Search code examples
pythondistributionpypi

How to best distribute python packages with _large_ data dependencies


I am working on a new Python package that depends upon many rather large (>20Mb each) data files. Specifically, the library expects the data files to be in a data/ directory at run time.

Currently, I have them in a "data" directory as part of the distribution package and have my setup.py script configured to install these files on the user's system via python setup.py install. This works for now, but it seems that it would prevent me from uploading the distribution to PyPI given that the tarball would likely exceed a few hundred Mb.

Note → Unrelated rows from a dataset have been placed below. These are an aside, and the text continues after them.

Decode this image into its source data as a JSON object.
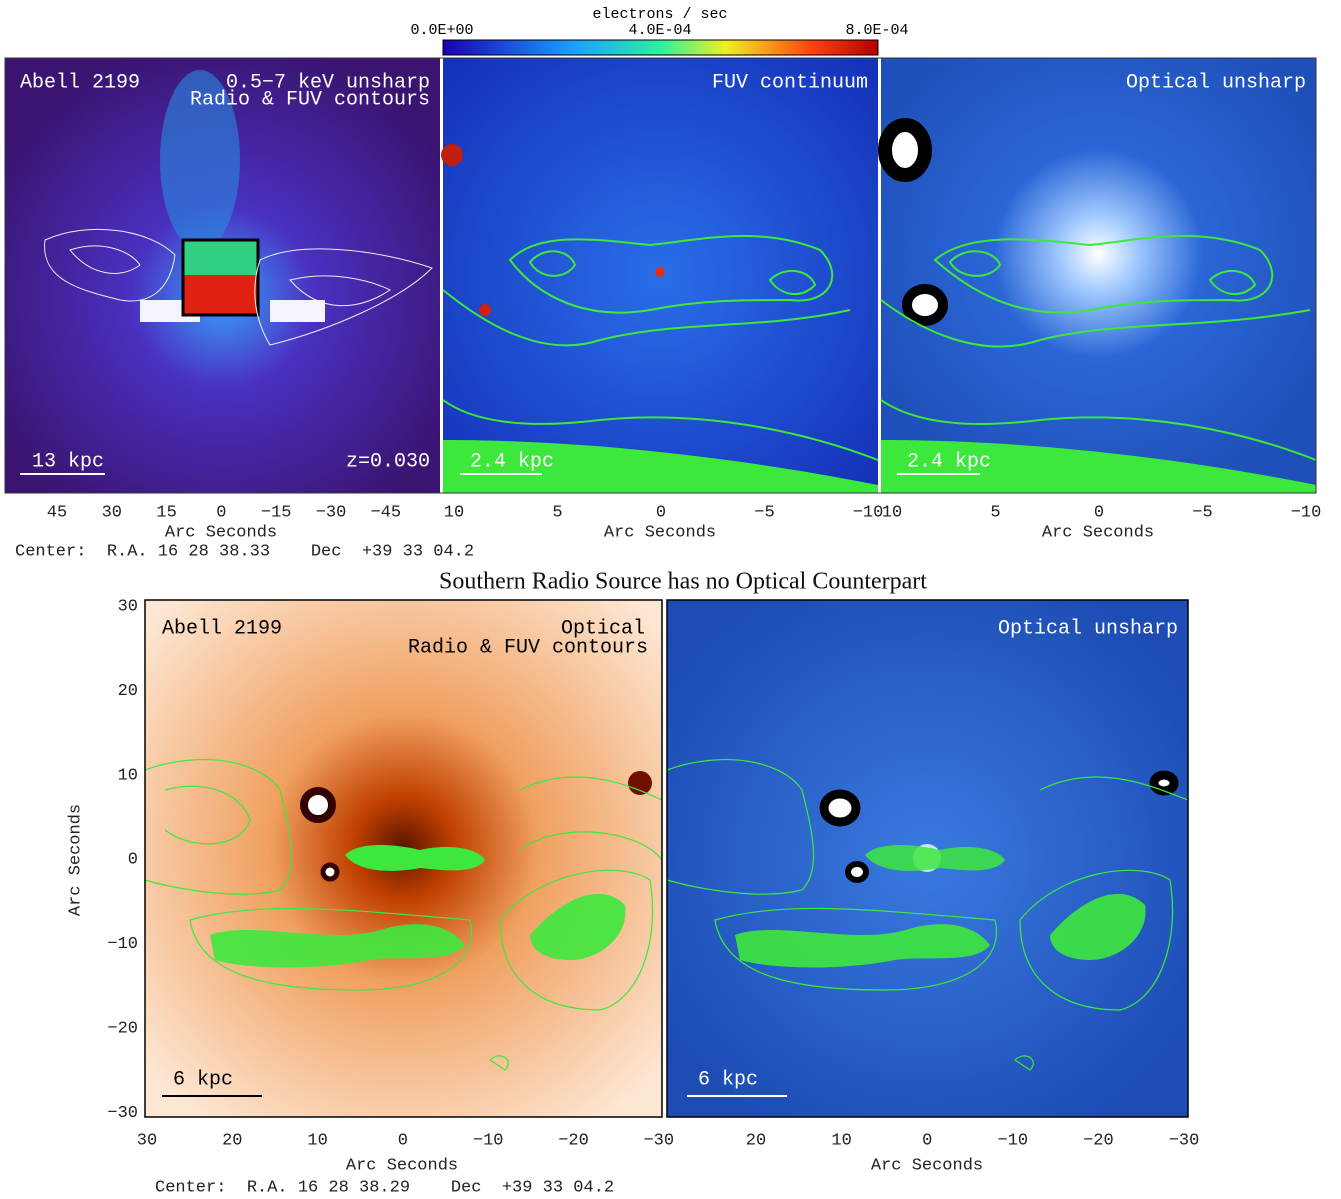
{
  "colorbar": {
    "unit": "electrons / sec",
    "labels": [
      "0.0E+00",
      "4.0E-04",
      "8.0E-04"
    ]
  },
  "top_panels": [
    {
      "labels": [
        "Abell 2199",
        "0.5−7 keV unsharp",
        "Radio & FUV contours",
        "13 kpc",
        "z=0.030"
      ],
      "x_ticks": [
        "45",
        "30",
        "15",
        "0",
        "−15",
        "−30",
        "−45"
      ],
      "x_axis": "Arc Seconds",
      "center": "Center:  R.A. 16 28 38.33    Dec  +39 33 04.2"
    },
    {
      "labels": [
        "FUV continuum",
        "2.4 kpc"
      ],
      "x_ticks": [
        "10",
        "5",
        "0",
        "−5",
        "−10"
      ],
      "x_axis": "Arc Seconds"
    },
    {
      "labels": [
        "Optical unsharp",
        "2.4 kpc"
      ],
      "x_ticks": [
        "10",
        "5",
        "0",
        "−5",
        "−10"
      ],
      "x_axis": "Arc Seconds"
    }
  ],
  "title": "Southern Radio Source has no Optical Counterpart",
  "bottom_panels": [
    {
      "labels": [
        "Abell 2199",
        "Optical",
        "Radio & FUV contours",
        "6 kpc"
      ],
      "x_ticks": [
        "30",
        "20",
        "10",
        "0",
        "−10",
        "−20",
        "−30"
      ],
      "x_axis": "Arc Seconds",
      "y_ticks": [
        "30",
        "20",
        "10",
        "0",
        "−10",
        "−20",
        "−30"
      ],
      "y_axis": "Arc Seconds",
      "center": "Center:  R.A. 16 28 38.29    Dec  +39 33 04.2"
    },
    {
      "labels": [
        "Optical unsharp",
        "6 kpc"
      ],
      "x_ticks": [
        "20",
        "10",
        "0",
        "−10",
        "−20",
        "−30"
      ],
      "x_axis": "Arc Seconds"
    }
  ]
}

As an alternative, I'd like to "host" the files on a remote site so as to be kind to PyPI, and have the files automatically retrieved and installed. Is this possible using the existing Python distribution techniques? If so, could you please describe how to do this or provide an example? If it is not possible, what are the best practices for pulling this off?

Any insight you could offer would be most welcome.


Solution

  • NLTK has a similar situation in the distribution of their corpus data. On my linux distribution, the data is in a separate package, so I did some investigation by installing it with setuptools on Windows.

    If you try to use the corpus and you don't have it, nltk asks you to run the downloader function (nltk.download()). Internally, it uses a LazyCorpusLoader as a standin for the corpus objects that need the data and then loads the data once it's needed.

    Like sys.path it searches a number of paths beforehand so that the user can put it wherever they want. You can also modify nltk.data.path to add your own location for the data.